At the time, that poll noted that many healthcare leaders had informal efforts and discussions to monitor and address burnout among physician and staff, while others looked specifically at the issue of their organizations’ EHRs and investing in adding functionalities specific to their specialties to make them more intuitive and less cumbersome for physicians and other clinicians to use.
Studies prior to COVID-19 also link higher levels of clinician burnout to dissatisfaction with the EHRs they use: A 2019 study published in Mayo Clinic Proceedings showed a strong relationship between the odds of burnout and EHR usability — and the usability of EHR systems at the time received an “F” grade from physician users.
A recent American Medical Association (AMA) playbook for saving time within a physician practice highlights the ongoing need to eliminate “stupid stuff” from the workflows of physicians and others, based on a program from Hawaii Pacific Health that highlighted more than 300 time-wasting EHR activities that could be removed.
Strategies for acknowledging and mitigating burnout
The May 2022 MGMA Executive Session podcast provided insights into properly framing the burnout issue from two physician experts:
- Michael Nochomovitz, MD, chief clinical partnerships officer, Devoted Health, and previously senior vice president and chief clinical integration and network development officer, New York-Presbyterian
- Jessica Dudley, MD, chief clinical officer, Press Ganey, and former chief medical officer at Brigham and Women’s Hospital in Boston, where she was responsible for teaching development and oversight of physician-led efforts to improve the quality and efficiency of healthcare.
“Although it’s hard to see it as a silver lining of the pandemic, there’s now a real awareness of the challenges facing recruiting and retaining physicians and creating the opportunities for them to be professionally fulfilled and live up to their own expectations of why they chose a career in medicine,” Dudley said.
Dudley framed the issue of physician burnout with three main contributing factors:
- The doability of the job: “Administrative burdens or regulatory requirements being piled on doctors ultimately gets in the way of them … taking care of patients.”
- Embracing team-based care: “Medicine initially was a very individual type of practice,” but that has evolved in recent decades, and organizations that have not invested or developed the support and infrastructure for physicians are struggling. “You really run better as a team.”
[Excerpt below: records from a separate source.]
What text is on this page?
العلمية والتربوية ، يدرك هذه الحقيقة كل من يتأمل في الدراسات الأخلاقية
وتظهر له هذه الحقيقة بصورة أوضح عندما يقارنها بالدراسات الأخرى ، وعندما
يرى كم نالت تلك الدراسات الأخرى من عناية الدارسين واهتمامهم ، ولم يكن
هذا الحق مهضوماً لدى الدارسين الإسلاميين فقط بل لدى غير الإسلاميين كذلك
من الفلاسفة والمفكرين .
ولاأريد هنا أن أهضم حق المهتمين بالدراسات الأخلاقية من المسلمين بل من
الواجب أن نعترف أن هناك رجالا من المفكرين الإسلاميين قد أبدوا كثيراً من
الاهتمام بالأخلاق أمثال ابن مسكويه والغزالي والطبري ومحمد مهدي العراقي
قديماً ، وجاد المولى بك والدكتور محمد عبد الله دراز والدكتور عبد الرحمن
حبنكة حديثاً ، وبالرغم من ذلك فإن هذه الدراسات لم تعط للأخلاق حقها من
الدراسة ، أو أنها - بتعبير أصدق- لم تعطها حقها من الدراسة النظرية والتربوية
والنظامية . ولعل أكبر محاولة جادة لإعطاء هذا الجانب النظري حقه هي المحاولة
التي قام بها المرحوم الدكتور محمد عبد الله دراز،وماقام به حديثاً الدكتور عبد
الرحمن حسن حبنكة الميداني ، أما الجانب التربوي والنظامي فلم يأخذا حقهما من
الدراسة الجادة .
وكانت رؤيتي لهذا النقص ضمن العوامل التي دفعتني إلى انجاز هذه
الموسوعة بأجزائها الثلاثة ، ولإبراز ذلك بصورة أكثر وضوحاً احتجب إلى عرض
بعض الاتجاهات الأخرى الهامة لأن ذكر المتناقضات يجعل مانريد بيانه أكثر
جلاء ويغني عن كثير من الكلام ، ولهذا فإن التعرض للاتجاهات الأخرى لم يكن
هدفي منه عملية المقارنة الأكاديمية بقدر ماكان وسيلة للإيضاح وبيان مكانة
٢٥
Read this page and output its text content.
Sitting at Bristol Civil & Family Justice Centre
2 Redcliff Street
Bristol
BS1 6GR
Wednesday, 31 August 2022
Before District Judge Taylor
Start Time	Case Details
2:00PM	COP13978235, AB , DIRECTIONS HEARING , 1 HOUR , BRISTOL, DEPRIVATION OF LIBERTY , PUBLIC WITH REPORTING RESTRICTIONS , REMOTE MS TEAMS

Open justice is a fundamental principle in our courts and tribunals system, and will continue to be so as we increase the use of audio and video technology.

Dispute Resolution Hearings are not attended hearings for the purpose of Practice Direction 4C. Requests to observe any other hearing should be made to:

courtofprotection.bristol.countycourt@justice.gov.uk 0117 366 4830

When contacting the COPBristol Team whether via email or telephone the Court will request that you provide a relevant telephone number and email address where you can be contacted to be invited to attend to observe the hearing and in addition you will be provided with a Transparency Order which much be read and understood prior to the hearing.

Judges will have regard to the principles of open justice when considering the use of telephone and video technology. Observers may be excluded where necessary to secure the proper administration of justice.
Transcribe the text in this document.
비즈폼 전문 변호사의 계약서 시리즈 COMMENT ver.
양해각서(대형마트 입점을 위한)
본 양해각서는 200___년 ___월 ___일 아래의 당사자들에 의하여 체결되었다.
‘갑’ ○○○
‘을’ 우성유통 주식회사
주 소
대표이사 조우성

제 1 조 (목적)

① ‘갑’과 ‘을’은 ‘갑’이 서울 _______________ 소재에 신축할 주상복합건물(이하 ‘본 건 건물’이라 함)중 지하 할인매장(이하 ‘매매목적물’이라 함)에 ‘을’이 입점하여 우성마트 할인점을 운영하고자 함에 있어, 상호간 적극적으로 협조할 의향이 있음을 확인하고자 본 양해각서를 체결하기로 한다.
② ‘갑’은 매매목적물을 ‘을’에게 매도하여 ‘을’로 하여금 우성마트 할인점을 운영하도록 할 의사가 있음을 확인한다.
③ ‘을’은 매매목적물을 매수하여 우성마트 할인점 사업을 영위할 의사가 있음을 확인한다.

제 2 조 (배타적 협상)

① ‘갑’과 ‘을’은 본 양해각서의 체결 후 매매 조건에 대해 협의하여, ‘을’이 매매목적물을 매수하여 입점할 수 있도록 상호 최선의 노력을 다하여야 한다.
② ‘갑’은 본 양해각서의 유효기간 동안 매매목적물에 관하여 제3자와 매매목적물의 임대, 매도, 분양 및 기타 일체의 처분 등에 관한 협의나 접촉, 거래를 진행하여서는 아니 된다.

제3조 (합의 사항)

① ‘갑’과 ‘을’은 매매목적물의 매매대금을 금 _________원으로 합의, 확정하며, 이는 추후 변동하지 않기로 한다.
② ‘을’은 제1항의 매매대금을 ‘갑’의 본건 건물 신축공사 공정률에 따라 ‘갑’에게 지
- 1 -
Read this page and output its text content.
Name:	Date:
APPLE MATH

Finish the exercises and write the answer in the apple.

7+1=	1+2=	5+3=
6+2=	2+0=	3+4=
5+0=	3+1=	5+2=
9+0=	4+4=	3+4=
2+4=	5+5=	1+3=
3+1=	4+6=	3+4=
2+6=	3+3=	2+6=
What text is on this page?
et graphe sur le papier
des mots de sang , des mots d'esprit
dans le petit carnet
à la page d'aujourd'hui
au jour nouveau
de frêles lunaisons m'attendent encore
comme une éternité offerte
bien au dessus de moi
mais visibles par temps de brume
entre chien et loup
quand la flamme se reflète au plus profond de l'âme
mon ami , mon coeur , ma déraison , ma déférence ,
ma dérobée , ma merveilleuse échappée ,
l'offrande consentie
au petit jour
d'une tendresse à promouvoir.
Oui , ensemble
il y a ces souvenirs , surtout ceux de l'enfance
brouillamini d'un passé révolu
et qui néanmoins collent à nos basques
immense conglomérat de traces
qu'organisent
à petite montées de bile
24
- The burdens of perfectionism: Physicians are “wired” to strive for perfection, “which ultimately means sacrificing our own well-being to take care of those around us,” Dudley said.
Nochomovitz agreed with these key components of the growing burdens of stress and burnout, adding that the emergence of physicians’ duties with EHRs being “one of the biggest dissatisfiers” for the profession. EHRs added a lot of “pajama time” documenting in patient records after regular work hours, which diminished physicians’ sense of professionalism due to a loss of independence and added complications to doctor-patient relationships as physicians spent more time in the EHR compared to patient-facing clinical time. All these issues were then compounded by the stresses of the pandemic, Nochomovitz said.